How Stock Price Is Affected
In the days leading up to a merger, the share price of both underlying companies are differently impacted, based on a host of factors, such as macroeconomic conditions, market capitalizations, as well as the execution of the merger process itself. But generally speaking, shareholders of the acquiring firm usually experience a temporary drop in share value. In contrast, shareholders in the target firm typically observe a rise in share value during the same pre-merge period, mainly due to stock price arbitrage, which describes the action of trading stocks that are subject to takeovers or mergers. Simply put: the spike in trading volume tends to inflate share prices.
After a merge officially takes effect, the stock price of the newly-formed entity usually exceeds the value of each underlying company during its pre-merge stage. In the absence of unfavorable economic conditions, shareholders of the merged company usually experience favorable long-term performance and dividends.
Shareholder Voting Power and Dilution
The shareholders of both companies may experience a dilution of voting power due to the increased number of shares released during the merger process. This phenomenon is prominent in stock-for-stock mergers, when the new company offers its shares in exchange for shares in the target company, at an agreed-upon conversion rate.

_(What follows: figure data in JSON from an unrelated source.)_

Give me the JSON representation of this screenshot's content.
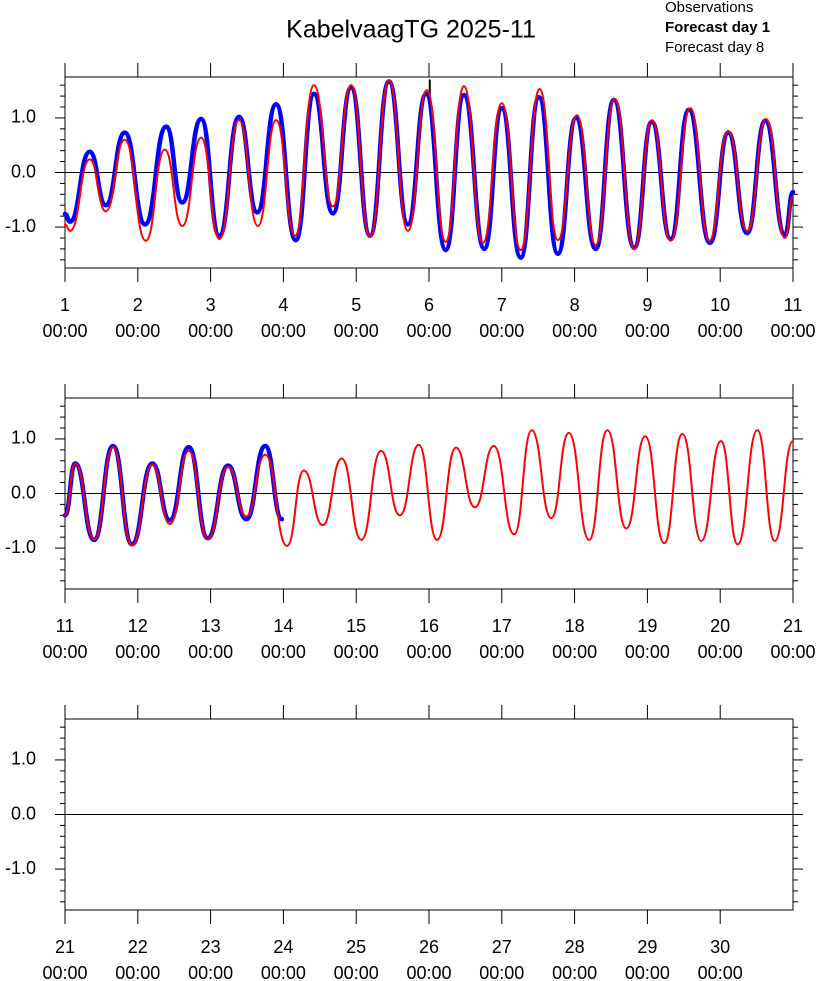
{
  "chart_data": [
    {
      "type": "line",
      "title": "KabelvaagTG 2025-11",
      "time_label": "00:00",
      "xlim": [
        1,
        11
      ],
      "xticks": [
        1,
        2,
        3,
        4,
        5,
        6,
        7,
        8,
        9,
        10,
        11
      ],
      "ylim": [
        -1.75,
        1.75
      ],
      "yticks": [
        {
          "value": -1,
          "label": "-1.0"
        },
        {
          "value": 0,
          "label": "0.0"
        },
        {
          "value": 1,
          "label": "1.0"
        }
      ],
      "yminorticks": [
        -1.6,
        -1.4,
        -1.2,
        -0.8,
        -0.6,
        -0.4,
        -0.2,
        0.2,
        0.4,
        0.6,
        0.8,
        1.2,
        1.4,
        1.6
      ],
      "zero_line": true,
      "series": [
        {
          "name": "Observations",
          "color": "#000000",
          "width": 2,
          "legend_weight": "normal",
          "x": [
            6.01,
            6.012
          ],
          "values": [
            1.69,
            1.42
          ]
        },
        {
          "name": "Forecast day 1",
          "color": "#0000ff",
          "width": 4.5,
          "legend_weight": "bold",
          "x": [
            1.0,
            1.07,
            1.34,
            1.56,
            1.82,
            2.1,
            2.39,
            2.61,
            2.87,
            3.12,
            3.39,
            3.64,
            3.9,
            4.17,
            4.42,
            4.68,
            4.93,
            5.19,
            5.45,
            5.71,
            5.96,
            6.23,
            6.48,
            6.76,
            7.0,
            7.26,
            7.51,
            7.77,
            8.02,
            8.29,
            8.54,
            8.82,
            9.06,
            9.32,
            9.57,
            9.86,
            10.11,
            10.37,
            10.62,
            10.89,
            11.0
          ],
          "values": [
            -0.76,
            -0.9,
            0.38,
            -0.6,
            0.73,
            -0.95,
            0.84,
            -0.55,
            0.98,
            -1.16,
            1.02,
            -0.73,
            1.25,
            -1.24,
            1.44,
            -0.75,
            1.56,
            -1.16,
            1.67,
            -0.95,
            1.44,
            -1.42,
            1.42,
            -1.4,
            1.18,
            -1.56,
            1.38,
            -1.49,
            1.0,
            -1.4,
            1.33,
            -1.38,
            0.93,
            -1.22,
            1.15,
            -1.29,
            0.73,
            -1.11,
            0.95,
            -1.15,
            -0.36
          ]
        },
        {
          "name": "Forecast day 8",
          "color": "#ff0000",
          "width": 2,
          "legend_weight": "normal",
          "x": [
            1.0,
            1.07,
            1.34,
            1.56,
            1.82,
            2.11,
            2.37,
            2.61,
            2.87,
            3.12,
            3.39,
            3.65,
            3.9,
            4.16,
            4.42,
            4.68,
            4.93,
            5.19,
            5.45,
            5.71,
            5.97,
            6.23,
            6.48,
            6.74,
            7.0,
            7.26,
            7.52,
            7.77,
            8.03,
            8.29,
            8.55,
            8.82,
            9.06,
            9.32,
            9.59,
            9.85,
            10.11,
            10.37,
            10.63,
            10.89,
            11.0
          ],
          "values": [
            -0.95,
            -1.07,
            0.24,
            -0.71,
            0.6,
            -1.25,
            0.42,
            -0.98,
            0.64,
            -1.22,
            0.96,
            -0.98,
            0.96,
            -1.16,
            1.6,
            -0.62,
            1.6,
            -1.18,
            1.69,
            -1.07,
            1.51,
            -1.27,
            1.58,
            -1.29,
            1.27,
            -1.42,
            1.53,
            -1.24,
            1.05,
            -1.33,
            1.35,
            -1.4,
            0.96,
            -1.25,
            1.18,
            -1.25,
            0.76,
            -1.07,
            0.98,
            -1.2,
            -0.44
          ]
        }
      ]
    },
    {
      "type": "line",
      "time_label": "00:00",
      "xlim": [
        11,
        21
      ],
      "xticks": [
        11,
        12,
        13,
        14,
        15,
        16,
        17,
        18,
        19,
        20,
        21
      ],
      "ylim": [
        -1.75,
        1.75
      ],
      "yticks": [
        {
          "value": -1,
          "label": "-1.0"
        },
        {
          "value": 0,
          "label": "0.0"
        },
        {
          "value": 1,
          "label": "1.0"
        }
      ],
      "yminorticks": [
        -1.6,
        -1.4,
        -1.2,
        -0.8,
        -0.6,
        -0.4,
        -0.2,
        0.2,
        0.4,
        0.6,
        0.8,
        1.2,
        1.4,
        1.6
      ],
      "zero_line": true,
      "series": [
        {
          "color": "#0000ff",
          "width": 4.5,
          "x": [
            11.0,
            11.14,
            11.4,
            11.66,
            11.92,
            12.2,
            12.44,
            12.7,
            12.96,
            13.24,
            13.49,
            13.75,
            13.98
          ],
          "values": [
            -0.4,
            0.55,
            -0.85,
            0.87,
            -0.93,
            0.55,
            -0.49,
            0.85,
            -0.82,
            0.51,
            -0.47,
            0.87,
            -0.47
          ]
        },
        {
          "color": "#ff0000",
          "width": 2,
          "x": [
            11.0,
            11.14,
            11.4,
            11.66,
            11.92,
            12.2,
            12.44,
            12.7,
            12.96,
            13.24,
            13.49,
            13.75,
            14.05,
            14.28,
            14.54,
            14.8,
            15.07,
            15.34,
            15.6,
            15.86,
            16.11,
            16.37,
            16.63,
            16.89,
            17.17,
            17.41,
            17.68,
            17.92,
            18.2,
            18.45,
            18.71,
            18.97,
            19.23,
            19.48,
            19.74,
            20.01,
            20.24,
            20.51,
            20.75,
            21.0
          ],
          "values": [
            -0.4,
            0.55,
            -0.84,
            0.85,
            -0.95,
            0.53,
            -0.56,
            0.78,
            -0.84,
            0.49,
            -0.42,
            0.71,
            -0.96,
            0.42,
            -0.58,
            0.64,
            -0.85,
            0.78,
            -0.4,
            0.89,
            -0.85,
            0.84,
            -0.25,
            0.87,
            -0.75,
            1.16,
            -0.45,
            1.11,
            -0.85,
            1.16,
            -0.64,
            1.05,
            -0.91,
            1.09,
            -0.87,
            0.96,
            -0.93,
            1.16,
            -0.87,
            0.96
          ]
        }
      ]
    },
    {
      "type": "line",
      "time_label": "00:00",
      "xlim": [
        21,
        31
      ],
      "xticks": [
        21,
        22,
        23,
        24,
        25,
        26,
        27,
        28,
        29,
        30
      ],
      "ylim": [
        -1.75,
        1.75
      ],
      "yticks": [
        {
          "value": -1,
          "label": "-1.0"
        },
        {
          "value": 0,
          "label": "0.0"
        },
        {
          "value": 1,
          "label": "1.0"
        }
      ],
      "yminorticks": [
        -1.6,
        -1.4,
        -1.2,
        -0.8,
        -0.6,
        -0.4,
        -0.2,
        0.2,
        0.4,
        0.6,
        0.8,
        1.2,
        1.4,
        1.6
      ],
      "zero_line": true,
      "series": []
    }
  ]
}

Shareholders of the acquiring company experience a marginal loss of voting power, while shareholders of a smaller target company may see a significant erosion of their voting powers in the relatively larger pool of stakeholders.
Changes in Management
After a merger is complete, the new company will likely undergo certain noticeable leadership changes. Concessions are usually made during merger negotiations, and a shuffling of executives and board members in the new company often results.
A deal may be known as a "merger of equals" if both companies benefit to the same degree, and willingly enter into the arrangement.